To date, no QTL has been identified on linkage group B05. The peak LOD score of the ALS5.2 QTL coincided with the position of the Pv-att006 marker in both individual and joint analysis. This is a microsatellite that occurs within a gene related to pathogenesis (PR gene) that codes for an endochitinase , which is an enzyme involved in the degradation of fungal cell walls. The co-localization between resistance QTLs and defense genes in plants reported in several pathosystems suggests the existence of a functional relationship between the QTLs and these genes . The co-localization between an endochitinase and a resistance QTL, for example, has been reported in the pathosystem pepper - Phytophthora capsici.
The ALS4.1 and ALS4.2 QTLs were located on linkage group B04, where López et al.  reported resistance gene linkage to ALS with RGA markers. However, as there are no common markers on this linkage group, it was not possible to establish a relationship between resistance QTLs described by López et al.  and those mapped in this study. However, it is possible that ALS4.1 and ALS4.2 identified in this study and PhgG5686A identified by Mahuku et al.  in the G5686 Andean line, are part of an Andean resistance gene cluster, as in the cross-map information [32, 35], it can be noted that the Pv-ag004 marker (0.0 cM of PhgG5686A) is located between BMd 9 and PVBR92, that are close to the maximum LOD values for ALS4.1 (10 cM) and ALSb4.2 (4 cM).
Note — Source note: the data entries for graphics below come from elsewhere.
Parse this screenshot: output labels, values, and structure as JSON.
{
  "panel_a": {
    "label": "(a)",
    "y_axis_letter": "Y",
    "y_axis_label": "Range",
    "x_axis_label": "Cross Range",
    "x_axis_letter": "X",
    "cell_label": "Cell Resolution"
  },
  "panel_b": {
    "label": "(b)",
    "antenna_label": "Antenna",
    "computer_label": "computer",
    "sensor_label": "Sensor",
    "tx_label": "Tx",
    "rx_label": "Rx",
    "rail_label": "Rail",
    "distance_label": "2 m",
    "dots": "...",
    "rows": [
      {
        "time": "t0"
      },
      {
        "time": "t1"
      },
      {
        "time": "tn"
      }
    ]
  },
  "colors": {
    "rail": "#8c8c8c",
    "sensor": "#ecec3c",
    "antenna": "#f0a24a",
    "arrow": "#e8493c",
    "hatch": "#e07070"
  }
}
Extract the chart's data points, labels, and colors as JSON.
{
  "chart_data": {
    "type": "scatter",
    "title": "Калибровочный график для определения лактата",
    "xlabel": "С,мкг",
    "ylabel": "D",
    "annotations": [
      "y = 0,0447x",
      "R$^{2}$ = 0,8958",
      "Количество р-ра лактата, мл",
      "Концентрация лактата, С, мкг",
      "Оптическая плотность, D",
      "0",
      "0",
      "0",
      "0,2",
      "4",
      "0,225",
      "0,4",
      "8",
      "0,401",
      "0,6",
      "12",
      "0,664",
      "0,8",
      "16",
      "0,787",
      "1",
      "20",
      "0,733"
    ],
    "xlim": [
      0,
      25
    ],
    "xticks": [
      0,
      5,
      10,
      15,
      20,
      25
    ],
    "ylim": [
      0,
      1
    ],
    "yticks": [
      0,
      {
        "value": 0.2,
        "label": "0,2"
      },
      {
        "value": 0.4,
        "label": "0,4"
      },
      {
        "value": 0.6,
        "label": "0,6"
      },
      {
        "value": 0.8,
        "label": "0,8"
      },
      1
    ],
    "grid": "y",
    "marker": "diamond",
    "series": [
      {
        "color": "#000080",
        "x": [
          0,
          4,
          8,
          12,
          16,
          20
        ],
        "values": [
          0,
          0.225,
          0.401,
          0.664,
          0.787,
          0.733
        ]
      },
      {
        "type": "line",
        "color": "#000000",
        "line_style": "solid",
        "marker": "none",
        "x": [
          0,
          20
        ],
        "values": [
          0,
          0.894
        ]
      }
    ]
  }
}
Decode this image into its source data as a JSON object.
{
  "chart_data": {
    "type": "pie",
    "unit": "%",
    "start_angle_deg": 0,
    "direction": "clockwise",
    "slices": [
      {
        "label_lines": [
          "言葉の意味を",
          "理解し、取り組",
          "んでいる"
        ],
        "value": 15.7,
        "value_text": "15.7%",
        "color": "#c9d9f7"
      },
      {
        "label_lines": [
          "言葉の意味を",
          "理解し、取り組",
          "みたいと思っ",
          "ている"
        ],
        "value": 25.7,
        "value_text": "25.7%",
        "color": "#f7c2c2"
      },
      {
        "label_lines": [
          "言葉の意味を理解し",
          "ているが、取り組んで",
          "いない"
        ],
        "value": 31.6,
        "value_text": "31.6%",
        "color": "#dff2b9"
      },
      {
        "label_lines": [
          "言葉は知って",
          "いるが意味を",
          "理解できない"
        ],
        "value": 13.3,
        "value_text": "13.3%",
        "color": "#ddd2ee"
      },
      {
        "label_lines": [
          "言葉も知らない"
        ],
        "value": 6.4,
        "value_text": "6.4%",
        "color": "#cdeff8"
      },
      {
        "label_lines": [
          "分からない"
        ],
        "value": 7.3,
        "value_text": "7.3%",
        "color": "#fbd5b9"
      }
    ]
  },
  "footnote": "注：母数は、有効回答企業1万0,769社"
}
Due to harboring genes that confer resistance to different P. griseola gene pool races, this cluster could be interesting to be used in common bean breeding programs, as the Andean resistance genes are most effective when transferred to cultivars of the Mesoamerican pool when they are grown in regions in which both Andean and Mesoamerican P.griseola isolates predominate [6, 10]. Thus, the markers identified in this work in addition to those identified by Mahuku et al.  are applicable tools for marker assisted selection to obtain improved cultivars containing this ALS resistance cluster.